Posteritati is a gallery dedicated to a 20th-century art form: the movie poster. The wares range from little to large, from recent (2010’s My Dog Tulip) to really old (1937’s The Awful Truth, starring Cary Grant).
Stylistically, they span the movie-genre map, but they all celebrate a marvelous art form spawned by the advent of the motion picture. And since dogs are natural-born stars of the silver screen (witness the brilliant career of Uggie), many of Posteritati’s prime specimens spotlight dogs.
Located in New York City, Posteritati is a worthy destination for serious cinephiles — but if you can’t make it to downtown Manhattan, its more than 9,000 movie posters may be conveniently viewed and purchased online. Simply type “dog” into the search field, and you’ll find page after page of drool-worthy dog art (not to mention a few cool ideas for titles to add to your Netflix queue).

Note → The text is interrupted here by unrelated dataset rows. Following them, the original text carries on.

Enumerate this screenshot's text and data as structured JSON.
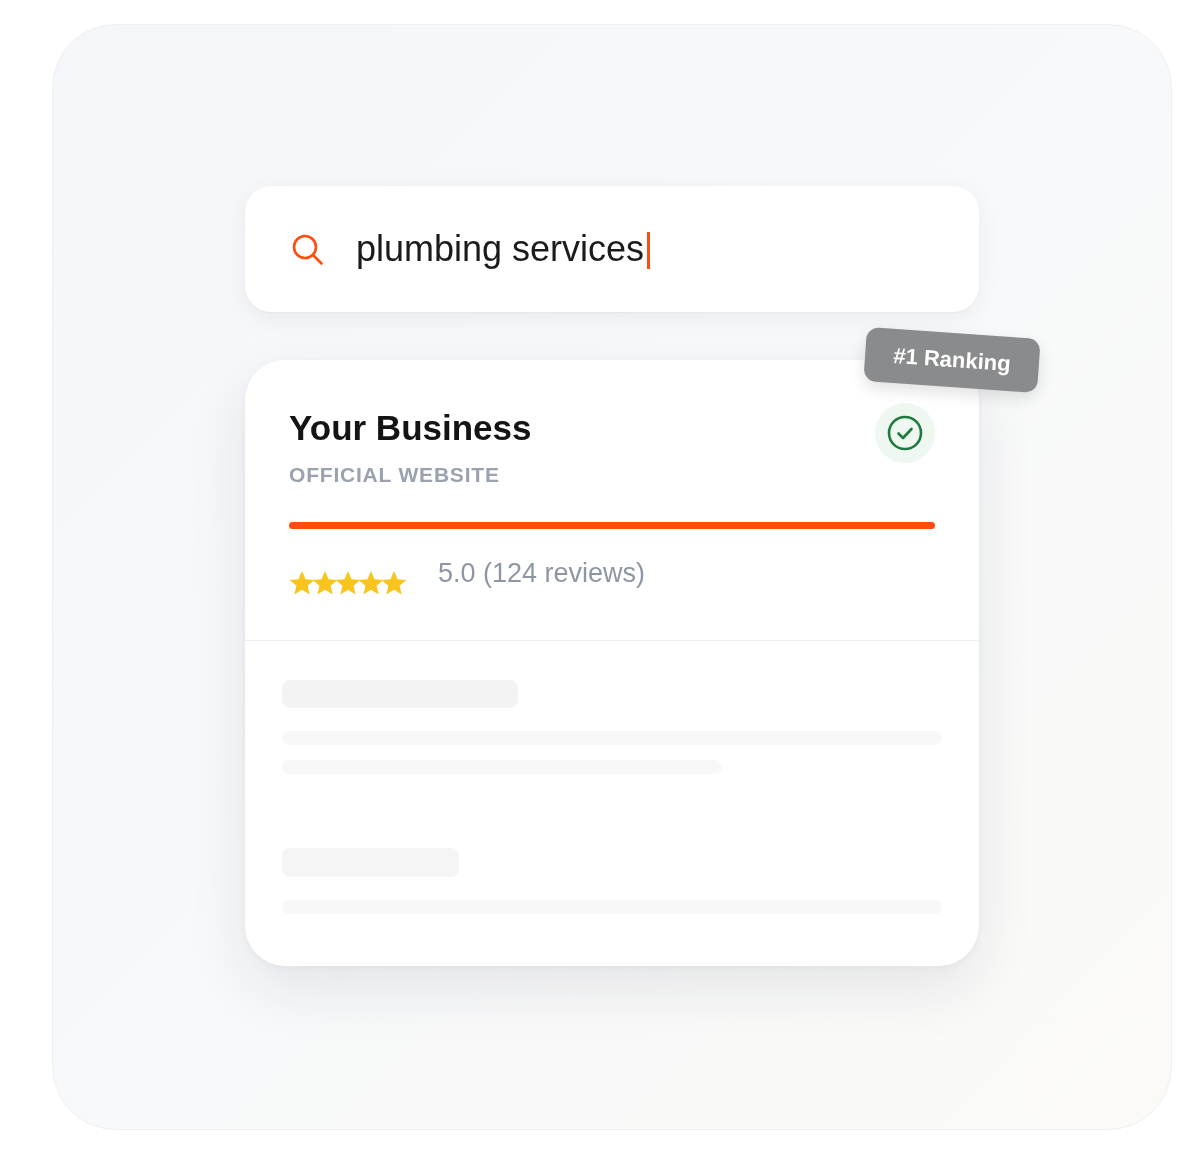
{
  "search": {
    "value": "plumbing services",
    "focused": true
  },
  "result": {
    "badge": "#1 Ranking",
    "title": "Your Business",
    "subtitle": "OFFICIAL WEBSITE",
    "verified": true,
    "stars": 5,
    "rating_text": "5.0 (124 reviews)"
  }
}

That’s excellent news for dog lovers who may find themselves stumped for a truly memorable holiday gift. How about a movie poster advertising that person’s favorite dog flick? Plus, there’s something for every budget, with poster prices ranging from two to four figures.

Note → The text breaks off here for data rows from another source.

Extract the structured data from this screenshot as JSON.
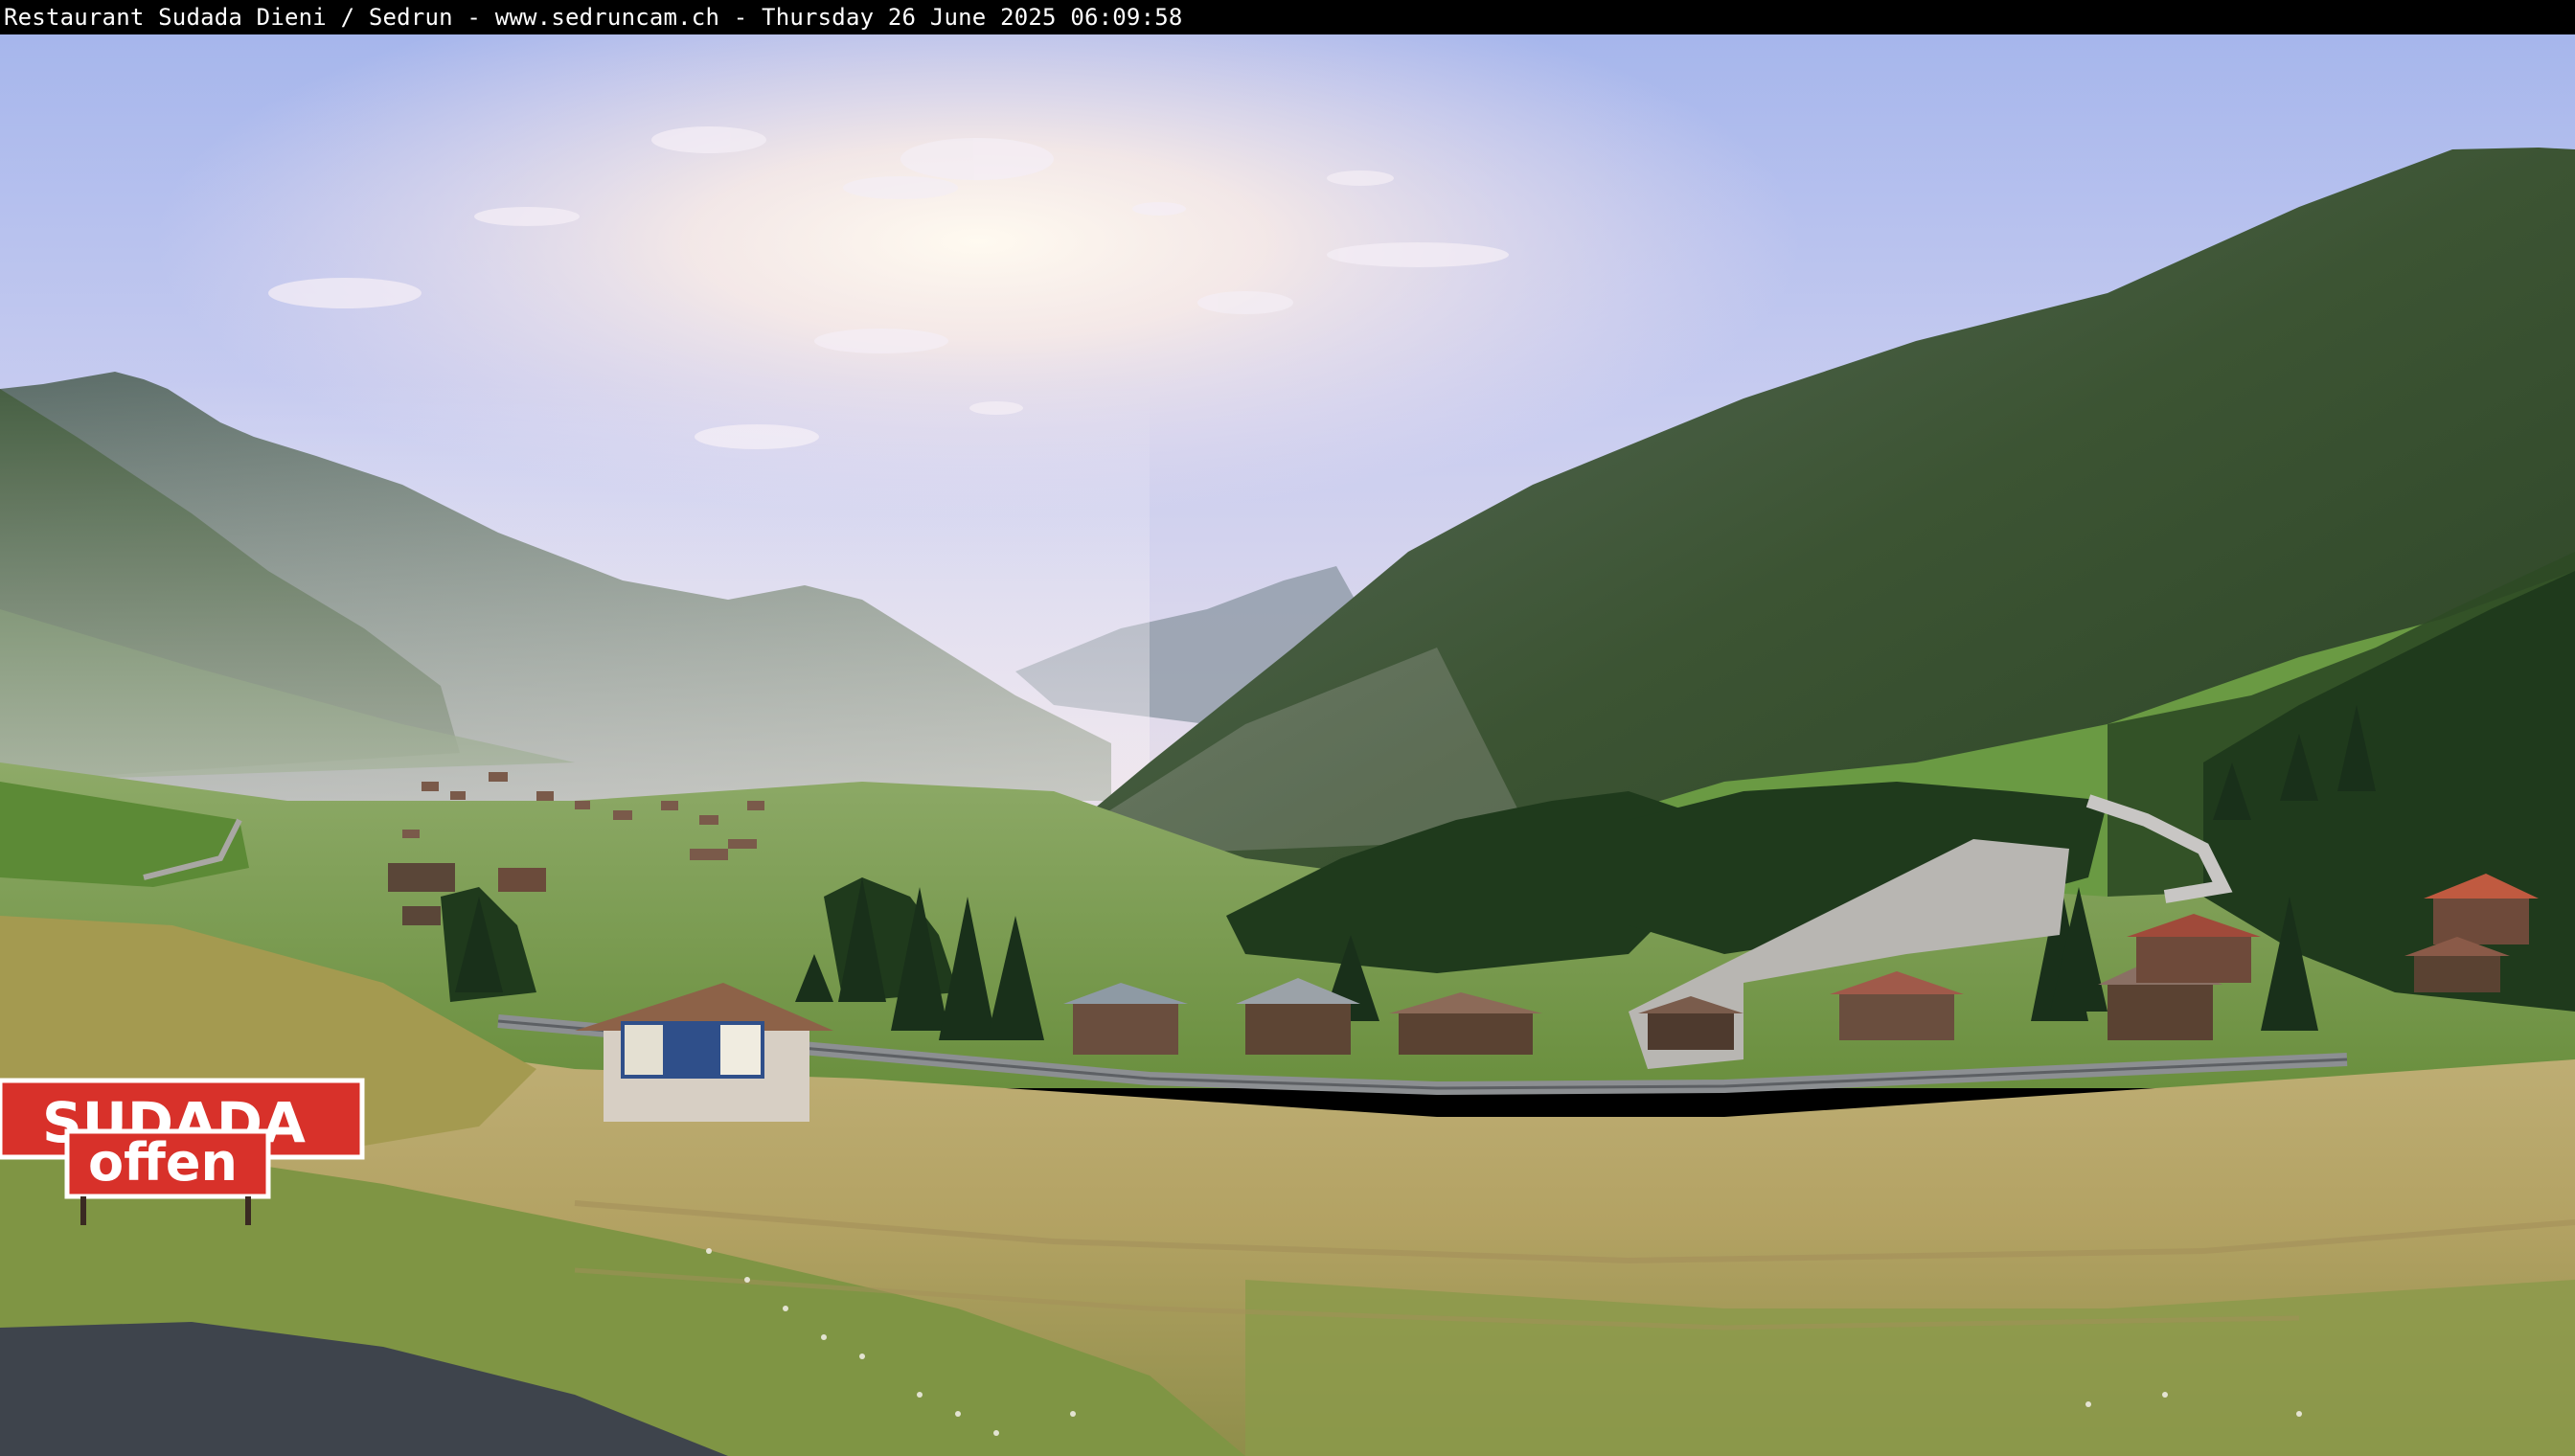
{
  "webcam": {
    "caption": "Restaurant Sudada Dieni / Sedrun - www.sedruncam.ch - Thursday 26 June 2025 06:09:58"
  },
  "signs": {
    "top_label": "SUDADA",
    "bottom_label": "offen"
  },
  "colors": {
    "sky_top": "#a9b9ec",
    "sun_glow": "#fff6e8",
    "mountain_right": "#2f4a2a",
    "meadow": "#b9a868",
    "sign_red": "#d8312a",
    "caption_bg": "#000000"
  }
}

Originally intended to just publicize and promote movies, movie posters often outshine the movies they depict, thanks to illustrators and graphic designers who took their job very seriously (sometimes more seriously than the movie’s director did!). Movie-poster art can be so impressive, it can steal the spotlight from the films themselves.
Among the classics, there’s a poster for the original Disney animated version of 101 Dalmatians, along with a 1957 poster of Old Yeller, as well as a 1963 poster for its sequel, Savage Sam.
If you dig Peanuts, it’s neat to see a Japanese take on Race for Your Life, Charlie Brown and an Italian take on Snoopy Come Home called Cane Contestatore — they’re nice reminders of just how universal Schulz’s immortal characters are.
Sometimes, the movie itself is incidental. I consider myself a connoisseur of canine cinema, yet I’d never heard of Challenge to White Fang (aka Il Ritorno di Zanna Bianca). But so what? The poster features such lovely graphic design and such a neat illustration by a Czech artist (movie-poster art from Czechoslovakia happens to be highly collectible) that it hardly matters that I’ve never seen the film.
I think my favorite, though, is the rare 1964 Japanese poster for Sabrina, featuring Audrey Hepburn in high glam mode with a pair of Standard Poodles.